Agree - 'used to' normally represents a special situation in what DL calls the past imperfect. It not necessarily wrong but could misrepresent the intention of the speaker. It's habitual use by DL to represent almost all cases of the past imperfect is in my opinion misleading.
I think it's because, "We used to try for hours" would translate as "Abbiamo usato provare per ore". "We used to try for hours", suggests repeated attempts of a particular event for hours at a time. "We were trying for hours", suggests a singular event for hours at a time.
The correct answer is, "We used to try for hours", which is a different statement than "We were trying for hours". The first statement suggests having made several attempts at something, for hours at a time. The second statement suggests just one attempt at something, for hours.

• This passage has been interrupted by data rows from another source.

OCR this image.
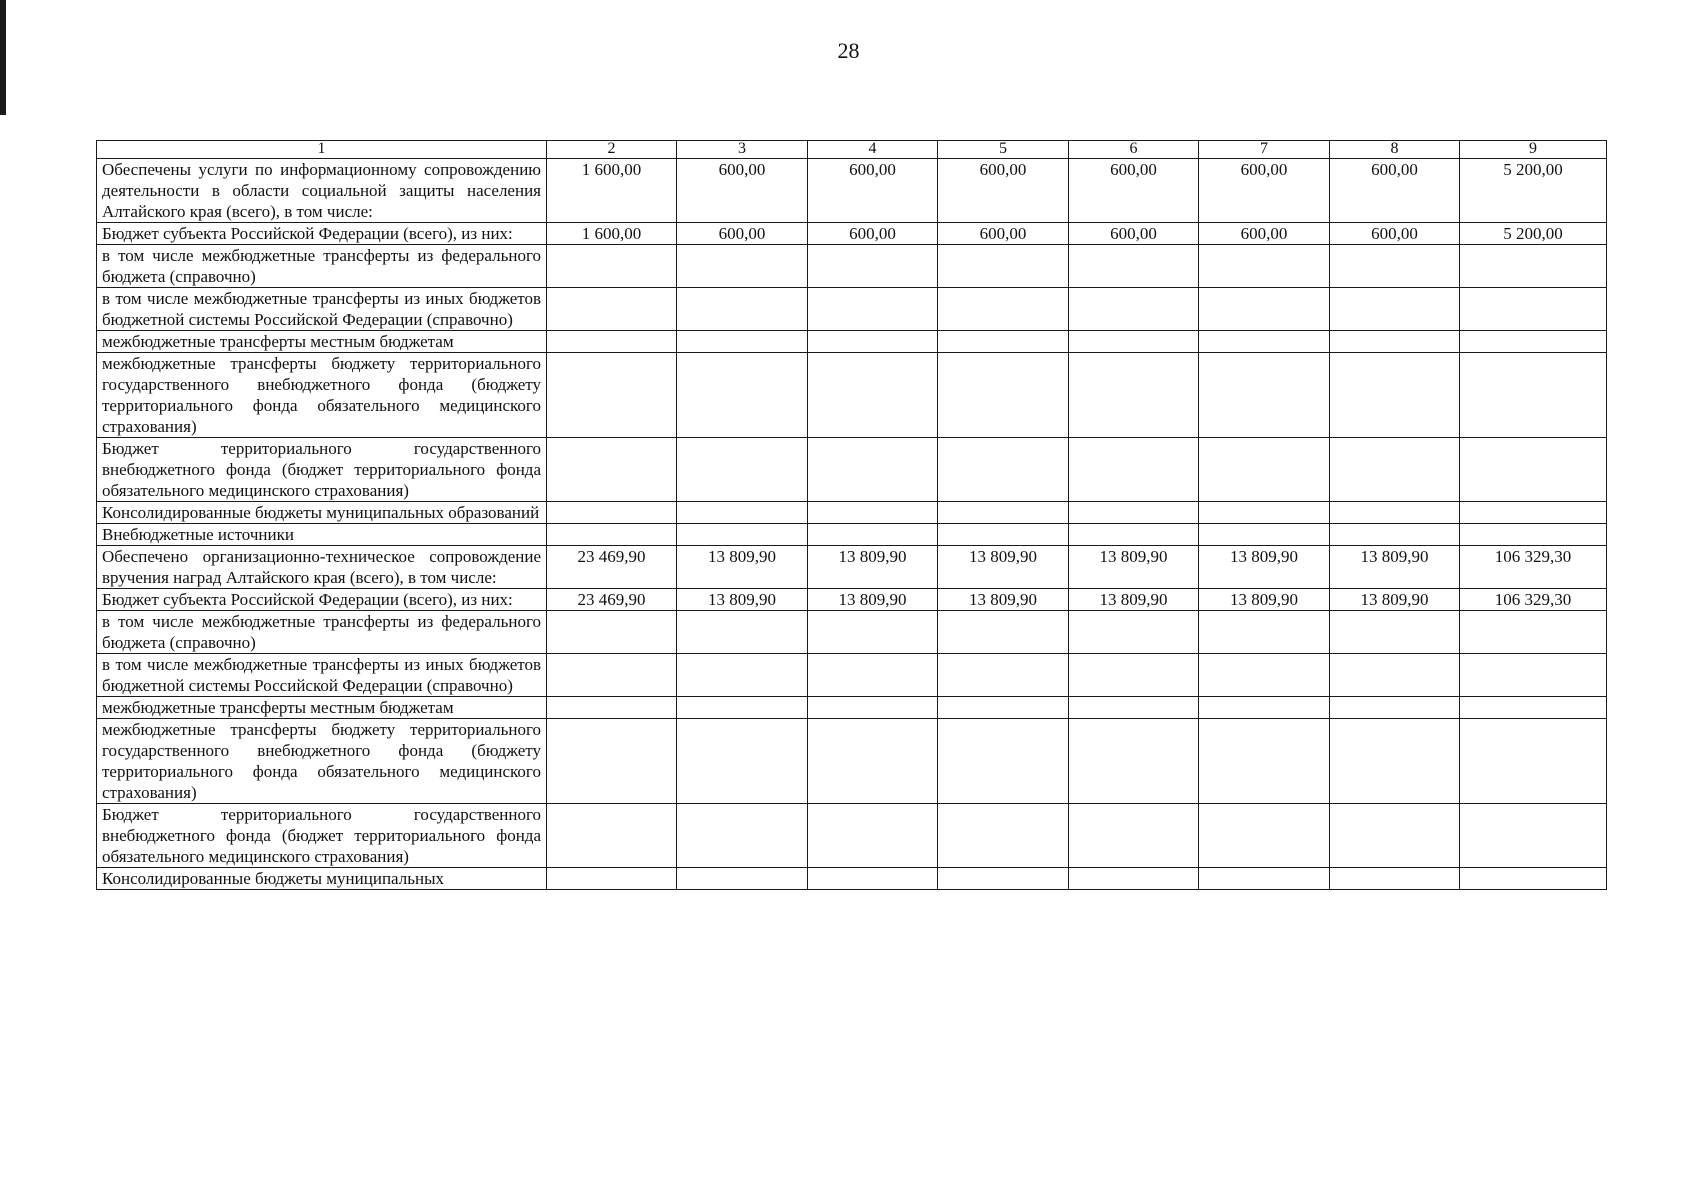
28
1	2	3	4	5	6	7	8	9
Обеспечены услуги по информационному сопровождению деятельности в области социальной защиты населения Алтайского края (всего), в том числе:	1 600,00	600,00	600,00	600,00	600,00	600,00	600,00	5 200,00
Бюджет субъекта Российской Федерации (всего), из них:	1 600,00	600,00	600,00	600,00	600,00	600,00	600,00	5 200,00
в том числе межбюджетные трансферты из федерального бюджета (справочно)								
в том числе межбюджетные трансферты из иных бюджетов бюджетной системы Российской Федерации (справочно)								
межбюджетные трансферты местным бюджетам								
межбюджетные трансферты бюджету территориального государственного внебюджетного фонда (бюджету территориального фонда обязательного медицинского страхования)								
Бюджет территориального государственного внебюджетного фонда (бюджет территориального фонда обязательного медицинского страхования)								
Консолидированные бюджеты муниципальных образований								
Внебюджетные источники								
Обеспечено организационно-техническое сопровождение вручения наград Алтайского края (всего), в том числе:	23 469,90	13 809,90	13 809,90	13 809,90	13 809,90	13 809,90	13 809,90	106 329,30
Бюджет субъекта Российской Федерации (всего), из них:	23 469,90	13 809,90	13 809,90	13 809,90	13 809,90	13 809,90	13 809,90	106 329,30
в том числе межбюджетные трансферты из федерального бюджета (справочно)								
в том числе межбюджетные трансферты из иных бюджетов бюджетной системы Российской Федерации (справочно)								
межбюджетные трансферты местным бюджетам								
межбюджетные трансферты бюджету территориального государственного внебюджетного фонда (бюджету территориального фонда обязательного медицинского страхования)								
Бюджет территориального государственного внебюджетного фонда (бюджет территориального фонда обязательного медицинского страхования)								
Консолидированные бюджеты муниципальных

No it isn't :) with "since" I think we should use the present or past perfect, but it's not always the case with "for". We have been trying for hours (which incidentally is present perfect not past perfect) means that we may still be trying now. Past perfect - we had been trying for hours - would mean we tried for hours before we succeeded or gave up or something else happened. We were trying for hours is probably intended to emphasise the "ongoingness" or length of time of the action, and past simple - we tried for hours - doesn't seem to imply anything extra. At least that's how I see it :)
Thanks for your explanation, that makes sense. But here the English translation is still different, as it uses we used to try for hours. Is that because of the imperfetto "provavamo"? I understand that the imperfect tense is used to talk about recurrent iterative actions, and the best way to formulate that in English might be with used to, but still I find it strange to combine these two. To make it short: I don't like the English translation :p
So far, from the phrases and verbs I have encountered, Duo has done a poor job of being consistent in its translation. Until we know the actual intended meaning, we have no way of knowing what the "correct" translation is. In other words, you might actually be correct, but are being marked Wrong by the system. Or vice versa.
No. To do something hourly, is to do a specific thing each and every hour. For example: To take a tablet hourly. (To take one tablet every hour). An hourly weather forecast. (A weather forecast for every hour).
To do something for hours means, to do a specific thing non-stop for a continuous number of hours.
It seems Duo adds "used to" or "would" with English translations for the imperfetto to establish the concept of this as the "storytelling" tense - i.e., things that occured in the past without a definitive time. Is that an accurate assumption? I was wondering of "we tried for hours" would be an accurate translation for this particular sentence with proper context. For something like "I never learned to play the piano, even though Grandma tried many times to teach me. We tried for hours." But if there was a specific point in time as reference, i.e. "This morning, we could not find your house. We tried for hours" then passato prossimo is the appropriate tense?